In terms of equals vs equivalent, I understand that distinction in CQL, but the reason it was done this way is because of this: https://stackoverflow.com/questions/5396939/hashcode-and-equals-for-hashset. Equals is required along with the hashCode() function for the HashSet. So HashableCode was meant to only be local and only used in this file exactly like this line, however if you have a better idea of something higher in the inheritance tree happy to hear.

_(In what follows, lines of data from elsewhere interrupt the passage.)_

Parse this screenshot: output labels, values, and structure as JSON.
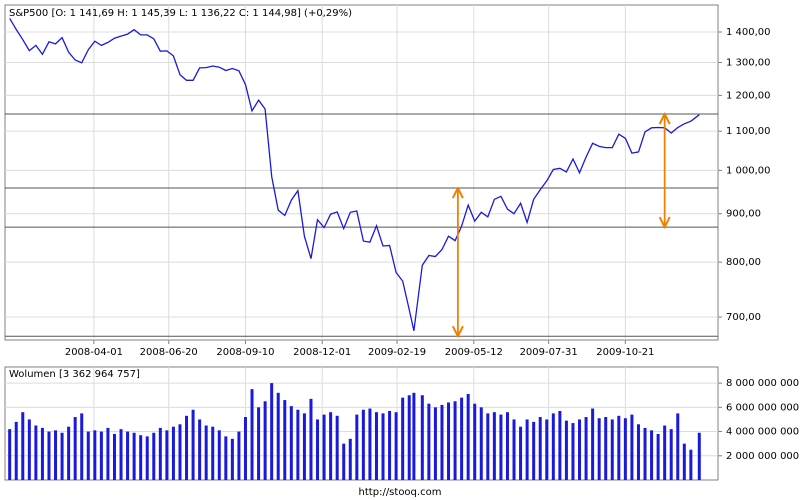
{
  "header": "S&P500 [O: 1 141,69  H: 1 145,39  L: 1 136,22  C: 1 144,98] (+0,29%)",
  "footer": "http://stooq.com",
  "chart_data": [
    {
      "type": "line",
      "log_scale": true,
      "grid": true,
      "color": "#1a1adc",
      "x": [
        "2008-01-02",
        "2008-01-09",
        "2008-01-16",
        "2008-01-23",
        "2008-01-30",
        "2008-02-06",
        "2008-02-13",
        "2008-02-20",
        "2008-02-27",
        "2008-03-05",
        "2008-03-12",
        "2008-03-19",
        "2008-03-26",
        "2008-04-02",
        "2008-04-09",
        "2008-04-16",
        "2008-04-23",
        "2008-04-30",
        "2008-05-07",
        "2008-05-14",
        "2008-05-21",
        "2008-05-28",
        "2008-06-04",
        "2008-06-11",
        "2008-06-18",
        "2008-06-25",
        "2008-07-02",
        "2008-07-09",
        "2008-07-16",
        "2008-07-23",
        "2008-07-30",
        "2008-08-06",
        "2008-08-13",
        "2008-08-20",
        "2008-08-27",
        "2008-09-03",
        "2008-09-10",
        "2008-09-17",
        "2008-09-24",
        "2008-10-01",
        "2008-10-08",
        "2008-10-15",
        "2008-10-22",
        "2008-10-29",
        "2008-11-05",
        "2008-11-12",
        "2008-11-19",
        "2008-11-26",
        "2008-12-03",
        "2008-12-10",
        "2008-12-17",
        "2008-12-24",
        "2008-12-31",
        "2009-01-07",
        "2009-01-14",
        "2009-01-21",
        "2009-01-28",
        "2009-02-04",
        "2009-02-11",
        "2009-02-18",
        "2009-02-25",
        "2009-03-04",
        "2009-03-09",
        "2009-03-18",
        "2009-03-25",
        "2009-04-01",
        "2009-04-08",
        "2009-04-15",
        "2009-04-22",
        "2009-04-29",
        "2009-05-06",
        "2009-05-13",
        "2009-05-20",
        "2009-05-27",
        "2009-06-03",
        "2009-06-10",
        "2009-06-17",
        "2009-06-24",
        "2009-07-01",
        "2009-07-08",
        "2009-07-15",
        "2009-07-22",
        "2009-07-29",
        "2009-08-05",
        "2009-08-12",
        "2009-08-19",
        "2009-08-26",
        "2009-09-02",
        "2009-09-09",
        "2009-09-16",
        "2009-09-23",
        "2009-09-30",
        "2009-10-07",
        "2009-10-14",
        "2009-10-21",
        "2009-10-28",
        "2009-11-04",
        "2009-11-11",
        "2009-11-18",
        "2009-11-25",
        "2009-12-02",
        "2009-12-09",
        "2009-12-16",
        "2009-12-23",
        "2009-12-30",
        "2010-01-08"
      ],
      "values": [
        1447,
        1409,
        1374,
        1338,
        1355,
        1326,
        1367,
        1360,
        1381,
        1333,
        1308,
        1299,
        1341,
        1369,
        1355,
        1365,
        1379,
        1386,
        1393,
        1408,
        1390,
        1390,
        1377,
        1336,
        1337,
        1321,
        1262,
        1245,
        1245,
        1283,
        1284,
        1289,
        1285,
        1275,
        1281,
        1274,
        1232,
        1156,
        1186,
        1161,
        985,
        908,
        896,
        930,
        952,
        852,
        807,
        887,
        870,
        899,
        904,
        868,
        903,
        906,
        842,
        840,
        874,
        832,
        833,
        780,
        764,
        713,
        677,
        794,
        813,
        811,
        825,
        852,
        843,
        873,
        919,
        884,
        903,
        893,
        932,
        939,
        910,
        900,
        923,
        881,
        932,
        954,
        975,
        1002,
        1005,
        996,
        1028,
        994,
        1033,
        1068,
        1060,
        1057,
        1057,
        1092,
        1081,
        1043,
        1046,
        1098,
        1109,
        1110,
        1109,
        1095,
        1110,
        1120,
        1127,
        1145
      ],
      "xlim": [
        "2007-12-28",
        "2010-01-28"
      ],
      "xticks": [
        "2008-04-01",
        "2008-06-20",
        "2008-09-10",
        "2008-12-01",
        "2009-02-19",
        "2009-05-12",
        "2009-07-31",
        "2009-10-21"
      ],
      "ylim": [
        662,
        1495
      ],
      "yticks": [
        {
          "value": 700,
          "label": "700,00"
        },
        {
          "value": 800,
          "label": "800,00"
        },
        {
          "value": 900,
          "label": "900,00"
        },
        {
          "value": 1000,
          "label": "1 000,00"
        },
        {
          "value": 1100,
          "label": "1 100,00"
        },
        {
          "value": 1200,
          "label": "1 200,00"
        },
        {
          "value": 1300,
          "label": "1 300,00"
        },
        {
          "value": 1400,
          "label": "1 400,00"
        }
      ],
      "levels": [
        1147,
        958,
        871,
        668
      ],
      "arrows": [
        {
          "x": "2009-04-25",
          "from": 668,
          "to": 958,
          "color": "#f08000"
        },
        {
          "x": "2009-12-02",
          "from": 871,
          "to": 1147,
          "color": "#f08000"
        }
      ]
    },
    {
      "type": "bar",
      "title": "Wolumen [3 362 964 757]",
      "color": "#1a1adc",
      "grid": true,
      "x": [
        "2008-01-02",
        "2008-01-09",
        "2008-01-16",
        "2008-01-23",
        "2008-01-30",
        "2008-02-06",
        "2008-02-13",
        "2008-02-20",
        "2008-02-27",
        "2008-03-05",
        "2008-03-12",
        "2008-03-19",
        "2008-03-26",
        "2008-04-02",
        "2008-04-09",
        "2008-04-16",
        "2008-04-23",
        "2008-04-30",
        "2008-05-07",
        "2008-05-14",
        "2008-05-21",
        "2008-05-28",
        "2008-06-04",
        "2008-06-11",
        "2008-06-18",
        "2008-06-25",
        "2008-07-02",
        "2008-07-09",
        "2008-07-16",
        "2008-07-23",
        "2008-07-30",
        "2008-08-06",
        "2008-08-13",
        "2008-08-20",
        "2008-08-27",
        "2008-09-03",
        "2008-09-10",
        "2008-09-17",
        "2008-09-24",
        "2008-10-01",
        "2008-10-08",
        "2008-10-15",
        "2008-10-22",
        "2008-10-29",
        "2008-11-05",
        "2008-11-12",
        "2008-11-19",
        "2008-11-26",
        "2008-12-03",
        "2008-12-10",
        "2008-12-17",
        "2008-12-24",
        "2008-12-31",
        "2009-01-07",
        "2009-01-14",
        "2009-01-21",
        "2009-01-28",
        "2009-02-04",
        "2009-02-11",
        "2009-02-18",
        "2009-02-25",
        "2009-03-04",
        "2009-03-09",
        "2009-03-18",
        "2009-03-25",
        "2009-04-01",
        "2009-04-08",
        "2009-04-15",
        "2009-04-22",
        "2009-04-29",
        "2009-05-06",
        "2009-05-13",
        "2009-05-20",
        "2009-05-27",
        "2009-06-03",
        "2009-06-10",
        "2009-06-17",
        "2009-06-24",
        "2009-07-01",
        "2009-07-08",
        "2009-07-15",
        "2009-07-22",
        "2009-07-29",
        "2009-08-05",
        "2009-08-12",
        "2009-08-19",
        "2009-08-26",
        "2009-09-02",
        "2009-09-09",
        "2009-09-16",
        "2009-09-23",
        "2009-09-30",
        "2009-10-07",
        "2009-10-14",
        "2009-10-21",
        "2009-10-28",
        "2009-11-04",
        "2009-11-11",
        "2009-11-18",
        "2009-11-25",
        "2009-12-02",
        "2009-12-09",
        "2009-12-16",
        "2009-12-23",
        "2009-12-30",
        "2010-01-08"
      ],
      "values": [
        4200000000,
        4800000000,
        5600000000,
        5000000000,
        4500000000,
        4300000000,
        4000000000,
        4100000000,
        3900000000,
        4400000000,
        5200000000,
        5500000000,
        4000000000,
        4100000000,
        4000000000,
        4300000000,
        3800000000,
        4200000000,
        4000000000,
        3900000000,
        3700000000,
        3600000000,
        3900000000,
        4300000000,
        4100000000,
        4400000000,
        4600000000,
        5300000000,
        5800000000,
        5000000000,
        4500000000,
        4400000000,
        4100000000,
        3600000000,
        3400000000,
        4000000000,
        5200000000,
        7500000000,
        6000000000,
        6500000000,
        8000000000,
        7200000000,
        6600000000,
        6100000000,
        5800000000,
        5500000000,
        6700000000,
        5000000000,
        5400000000,
        5600000000,
        5300000000,
        3000000000,
        3400000000,
        5400000000,
        5800000000,
        5900000000,
        5600000000,
        5500000000,
        5700000000,
        5600000000,
        6800000000,
        7000000000,
        7200000000,
        7000000000,
        6300000000,
        6000000000,
        6200000000,
        6400000000,
        6500000000,
        6800000000,
        7100000000,
        6300000000,
        6000000000,
        5500000000,
        5600000000,
        5400000000,
        5600000000,
        5000000000,
        4400000000,
        5000000000,
        4800000000,
        5200000000,
        5000000000,
        5500000000,
        5700000000,
        4900000000,
        4700000000,
        5000000000,
        5200000000,
        5900000000,
        5100000000,
        5200000000,
        5000000000,
        5300000000,
        5100000000,
        5400000000,
        4600000000,
        4300000000,
        4100000000,
        3800000000,
        4500000000,
        4200000000,
        5500000000,
        3000000000,
        2500000000,
        3900000000
      ],
      "xlim": [
        "2007-12-28",
        "2010-01-28"
      ],
      "ylim": [
        0,
        9330000000
      ],
      "yticks": [
        {
          "value": 2000000000,
          "label": "2 000 000 000"
        },
        {
          "value": 4000000000,
          "label": "4 000 000 000"
        },
        {
          "value": 6000000000,
          "label": "6 000 000 000"
        },
        {
          "value": 8000000000,
          "label": "8 000 000 000"
        }
      ]
    }
  ]
}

I'm newish to Java so might not have the best architectural ideas yet.

This implementation also holds essentially 3 versions of all the ValueSet codes in memory which is not super efficient either.

In terms of ValueSet file names, that could definitely be helpful in some cases. We pull ValueSets out of Postgres now, all ValueSets for all libraries in the execution tree. In theory there may be some extra value sets though (ones that are used in an included library but not accessible by the calling library).

EvanMachusak commented 2 years ago

Hashing the value set expansions is also what we do at NCQA. HEDIS measures use some value sets that have well over 50,000 codes (acute conditions comes to mind).

We don't support an equals vs. equivalent distinction on these codes because in practice it's never what measure authors want - I'd go so far as to say the equals vs. equivalent semantics should not exist for the code type in the CQL language. If you really wanted to compare version and display, you could do so explicitly - but you won't ever want to do that.